Local Artist’s Exhibit Opens at CV Library
The Castro Valley Library is hosting an exhibit of paintings of birds of the San Francisco Bay Area, by award-winning local artist Rita Sklar (www.ritasklar.com).
The show highlights the vanishing birds of the bay area and beyond. Birds are important indicators of the overall health of our environment.
Like the proverbial canaries in the coal mine, they send an urgent warning about threats to our climate, water, air, and natural resources.
Severe bird declines are the result of changing climate, lost habitat, invasive species, and polluted water. Efforts to restore nesting and feeding grounds, ban pesticides and halt development in sensitive wetlands and other migratory stopovers have brought back the California brown pelican, the peregrine falcon, and the bald eagle.

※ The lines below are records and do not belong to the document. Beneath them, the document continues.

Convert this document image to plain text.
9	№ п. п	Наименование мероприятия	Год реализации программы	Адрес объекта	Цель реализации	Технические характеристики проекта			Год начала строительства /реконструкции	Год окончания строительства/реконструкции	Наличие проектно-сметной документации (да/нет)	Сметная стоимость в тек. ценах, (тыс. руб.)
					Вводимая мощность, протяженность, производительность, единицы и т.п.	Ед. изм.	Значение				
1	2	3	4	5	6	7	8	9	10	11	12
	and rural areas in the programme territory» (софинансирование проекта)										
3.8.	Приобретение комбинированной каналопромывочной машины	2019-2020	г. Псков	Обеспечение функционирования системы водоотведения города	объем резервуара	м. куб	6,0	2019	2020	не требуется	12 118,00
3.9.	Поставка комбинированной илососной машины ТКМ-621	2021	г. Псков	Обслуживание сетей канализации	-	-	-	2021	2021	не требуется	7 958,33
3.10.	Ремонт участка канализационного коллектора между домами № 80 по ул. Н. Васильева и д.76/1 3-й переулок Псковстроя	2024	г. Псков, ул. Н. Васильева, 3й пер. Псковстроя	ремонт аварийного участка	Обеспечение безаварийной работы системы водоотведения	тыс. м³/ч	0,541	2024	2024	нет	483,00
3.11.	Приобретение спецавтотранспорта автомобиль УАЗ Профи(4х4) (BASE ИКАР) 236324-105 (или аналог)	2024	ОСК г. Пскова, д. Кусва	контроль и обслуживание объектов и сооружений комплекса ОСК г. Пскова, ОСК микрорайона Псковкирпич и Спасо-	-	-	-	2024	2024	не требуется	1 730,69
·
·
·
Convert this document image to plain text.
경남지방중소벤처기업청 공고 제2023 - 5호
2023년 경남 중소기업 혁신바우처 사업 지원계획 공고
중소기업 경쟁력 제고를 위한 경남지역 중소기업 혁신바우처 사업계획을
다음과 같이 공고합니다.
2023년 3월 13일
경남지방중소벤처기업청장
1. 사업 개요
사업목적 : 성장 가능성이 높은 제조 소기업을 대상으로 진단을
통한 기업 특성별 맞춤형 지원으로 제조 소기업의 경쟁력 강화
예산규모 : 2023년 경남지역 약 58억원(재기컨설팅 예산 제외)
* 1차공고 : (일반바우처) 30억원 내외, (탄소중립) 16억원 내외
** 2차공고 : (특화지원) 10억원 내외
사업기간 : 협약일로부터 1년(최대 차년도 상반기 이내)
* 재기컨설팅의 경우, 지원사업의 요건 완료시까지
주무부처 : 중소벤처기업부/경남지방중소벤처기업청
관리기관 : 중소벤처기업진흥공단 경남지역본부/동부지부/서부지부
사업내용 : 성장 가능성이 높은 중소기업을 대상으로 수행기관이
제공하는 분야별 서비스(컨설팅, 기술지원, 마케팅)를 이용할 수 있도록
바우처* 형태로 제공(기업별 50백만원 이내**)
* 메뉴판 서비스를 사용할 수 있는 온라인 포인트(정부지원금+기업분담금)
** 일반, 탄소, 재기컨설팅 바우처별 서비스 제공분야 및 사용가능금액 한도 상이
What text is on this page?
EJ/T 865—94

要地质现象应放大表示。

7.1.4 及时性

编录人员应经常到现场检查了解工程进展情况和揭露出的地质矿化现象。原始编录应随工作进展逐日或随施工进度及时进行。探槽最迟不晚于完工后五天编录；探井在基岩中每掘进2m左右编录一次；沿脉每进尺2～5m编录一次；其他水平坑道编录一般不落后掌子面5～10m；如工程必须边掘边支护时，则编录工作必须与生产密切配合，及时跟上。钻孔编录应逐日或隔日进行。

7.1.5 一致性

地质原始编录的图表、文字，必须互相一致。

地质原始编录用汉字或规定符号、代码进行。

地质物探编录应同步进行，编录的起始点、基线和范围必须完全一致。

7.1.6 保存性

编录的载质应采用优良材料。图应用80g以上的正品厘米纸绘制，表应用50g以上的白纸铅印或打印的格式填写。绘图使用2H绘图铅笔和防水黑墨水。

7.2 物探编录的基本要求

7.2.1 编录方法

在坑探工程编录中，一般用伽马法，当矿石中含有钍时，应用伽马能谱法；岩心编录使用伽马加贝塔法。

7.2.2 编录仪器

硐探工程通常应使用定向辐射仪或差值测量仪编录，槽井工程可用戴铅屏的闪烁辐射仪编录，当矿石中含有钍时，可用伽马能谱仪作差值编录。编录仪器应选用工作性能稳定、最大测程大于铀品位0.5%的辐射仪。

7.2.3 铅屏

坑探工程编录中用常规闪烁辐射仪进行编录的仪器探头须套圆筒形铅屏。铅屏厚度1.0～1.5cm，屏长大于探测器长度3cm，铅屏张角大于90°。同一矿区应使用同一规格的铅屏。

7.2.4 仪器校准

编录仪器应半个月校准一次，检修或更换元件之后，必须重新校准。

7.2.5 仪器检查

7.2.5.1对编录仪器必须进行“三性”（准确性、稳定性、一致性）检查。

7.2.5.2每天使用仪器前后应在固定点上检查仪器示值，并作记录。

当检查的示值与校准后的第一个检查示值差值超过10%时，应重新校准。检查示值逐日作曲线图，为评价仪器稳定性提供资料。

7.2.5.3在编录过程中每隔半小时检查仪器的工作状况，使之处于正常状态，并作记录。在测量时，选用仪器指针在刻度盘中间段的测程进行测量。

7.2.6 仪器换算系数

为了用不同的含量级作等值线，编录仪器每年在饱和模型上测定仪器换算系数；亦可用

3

Rita Sklar’s wildlife paintings have been featured at the California State Building in Oakland, Lindsay Wildlife Museum, the Oakland Zoo, and Tilden Park Education Center. Ms Sklar received a commission from the Alameda County Art Commission and two grants from the Oakland Cultural Arts Fund. Her paintings have been selected into national shows by acclaimed jurors. She has received over twenty-five awards for artistic excellence.
The exhibit is free and open to the public beginning today, January 5, 2022, and runs until April 4 at the Castro Valley Library located at 3600 Norbridge Ave. View the pieces during the Library’s regular business hours: Mon. & Tues. 12 – 8 pm; Wed. & Thurs. 10 am – 6 pm; Friday: Closed; Saturday: 10 am – 5 pm; and Sunday: 1 pm – 5pm.